What the numbers mean for the diaspora right now
| Document / service | Status | NRI implication |
|---|---|---|
| Standard passport renewal | Available via VFS Global in all major diaspora countries | Use online portal first to generate ARN, then VFS |
| e-Passport | Issuing at 13 cities in India; missions abroad where GPSP V2.0 is live | Issued on renewal or fresh application; no separate fee |
| Tatkaal abroad | Available at most Indian missions | 3-4 business days if police verification is clear |
| Surrender Certificate | Required on naturalisation before OCI application | Mandatory; delays attract graduated penalties |
| OCI card | Requires valid Surrender Certificate and current foreign passport | Must be re-issued once post age 20 on new foreign passport |
The Surrender Certificate row in that table is not a coincidence. The 14th Passport Seva Divas produced two separate stories that belong together. One is the scale of the system that issues Indian passports. The other is the legal clarification about what those passports do and do not prove. For NRIs who have naturalised, the obligation to surrender the document and obtain a certificate before applying for an OCI card sits at the intersection of both stories.
For those still holding Indian citizenship and living abroad on work or student visas, the numbers from 24 June are mostly good news. The document they carry is the product of a system that is faster, more accessible, and now globally connected. What the document is not, proof of citizenship, was the other thing the MEA said that day.
What NRIs are asking
Do I need to do anything to get an e-passport if I am renewing abroad? No separate action is required. When you apply for renewal through VFS Global at a mission where GPSP V2.0 is live and e-passport capability is deployed, the chip-enabled booklet is issued automatically. Confirm with your local Indian mission whether e-passports are currently being issued at that post, as rollout is phased.

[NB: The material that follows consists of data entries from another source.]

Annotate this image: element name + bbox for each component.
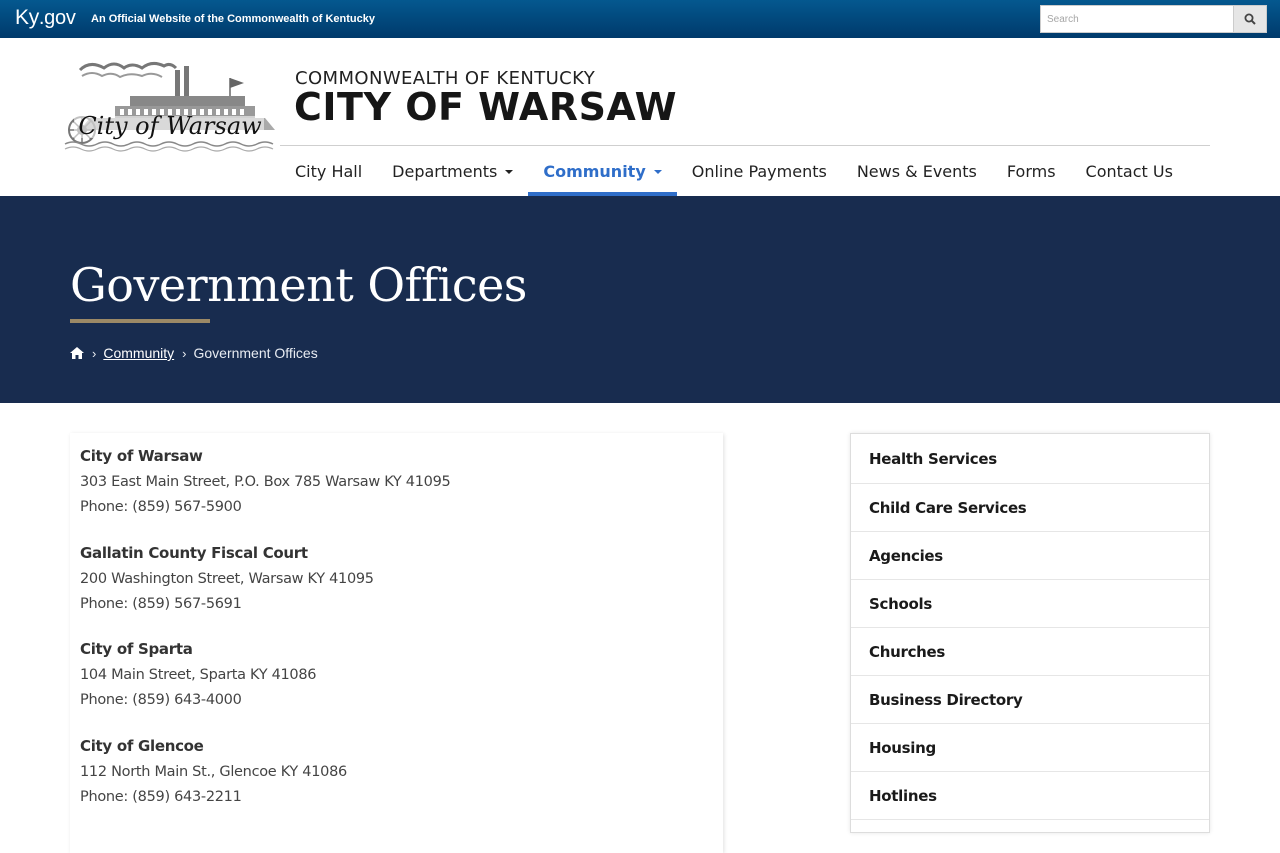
office-address: 112 North Main St., Glencoe KY 41086: [80, 764, 347, 780]
sidebar-item-agencies[interactable]: Agencies: [851, 532, 1209, 580]
nav-label: Online Payments: [691, 161, 827, 181]
kygov-logo[interactable]: Ky.gov: [15, 6, 76, 30]
caret-down-icon: [653, 170, 662, 174]
nav-item-online-payments[interactable]: Online Payments: [677, 146, 842, 196]
page-title: Government Offices: [70, 258, 527, 312]
nav-item-news-events[interactable]: News & Events: [842, 146, 992, 196]
office-phone: Phone: (859) 643-2211: [80, 789, 242, 805]
kygov-bar: Ky.gov An Official Website of the Common…: [0, 0, 1280, 38]
site-title[interactable]: CITY OF WARSAW: [294, 85, 677, 129]
office-entry: Gallatin County Fiscal Court 200 Washing…: [80, 544, 374, 612]
search-button[interactable]: [1234, 5, 1267, 33]
sidebar-item-business-directory[interactable]: Business Directory: [851, 676, 1209, 724]
nav-label: Forms: [1006, 161, 1056, 181]
nav-item-contact-us[interactable]: Contact Us: [1071, 146, 1188, 196]
office-name: City of Glencoe: [80, 737, 204, 755]
nav-label: Community: [543, 161, 646, 181]
office-phone: Phone: (859) 567-5900: [80, 499, 242, 515]
nav-label: City Hall: [295, 161, 363, 181]
nav-label: News & Events: [856, 161, 977, 181]
nav-label: Departments: [392, 161, 498, 181]
nav-label: Contact Us: [1085, 161, 1173, 181]
sidebar-item-hotlines[interactable]: Hotlines: [851, 772, 1209, 820]
sidebar-item-schools[interactable]: Schools: [851, 580, 1209, 628]
chevron-right-icon: ›: [182, 345, 187, 361]
city-of-warsaw-logo[interactable]: City of Warsaw: [60, 58, 280, 154]
office-entry: City of Sparta 104 Main Street, Sparta K…: [80, 640, 317, 708]
page-hero: Government Offices › Community › Governm…: [0, 196, 1280, 403]
logo-script-text: City of Warsaw: [78, 112, 262, 140]
nav-item-city-hall[interactable]: City Hall: [280, 146, 377, 196]
caret-down-icon: [505, 170, 514, 174]
sidebar-item-housing[interactable]: Housing: [851, 724, 1209, 772]
breadcrumb: › Community › Government Offices: [70, 345, 318, 361]
office-name: Gallatin County Fiscal Court: [80, 544, 308, 562]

How long does passport renewal take for NRIs in Australia? Normal renewal through VFS Global typically takes three to six weeks from submission to dispatch. Tatkaal processing reduces this to three to four business days, where the police verification report is available. Processing times vary by mission and application volume; check the VFS Global Australia portal for current estimates before applying.
Can I renew an Indian passport after naturalising abroad? No. Indian citizenship ends automatically the day you naturalise in a foreign country under Section 9 of the Citizenship Act, 1955. You are legally obliged to surrender the Indian passport and obtain a Surrender Certificate. Renewing an Indian passport after naturalisation is a violation of the Passports Act, 1967 and can attract significant penalties.
What is the Henley Passport Index and should NRIs care about it? The Henley Passport Index ranks passports by the number of destinations their holders can access without a prior visa. India ranked 75th as of the February 2026 update, with access to 56 destinations. For NRIs who have naturalised, the index reflects the strength of their new country’s passport, not India’s. For those still on Indian citizenship, it is a useful guide to visa-free travel options, though individual eligibility depends on personal documentation and destination-country rules.
Does the GPSP V2.0 upgrade change the VFS Global process? The front-end VFS Global process, covering document submission, appointment booking and fee payment, is unchanged. GPSP V2.0 operates on the backend at the Indian mission, improving processing speed, data security, and payment options. The practical difference for most NRIs is faster turnaround and fewer administrative errors in document handling.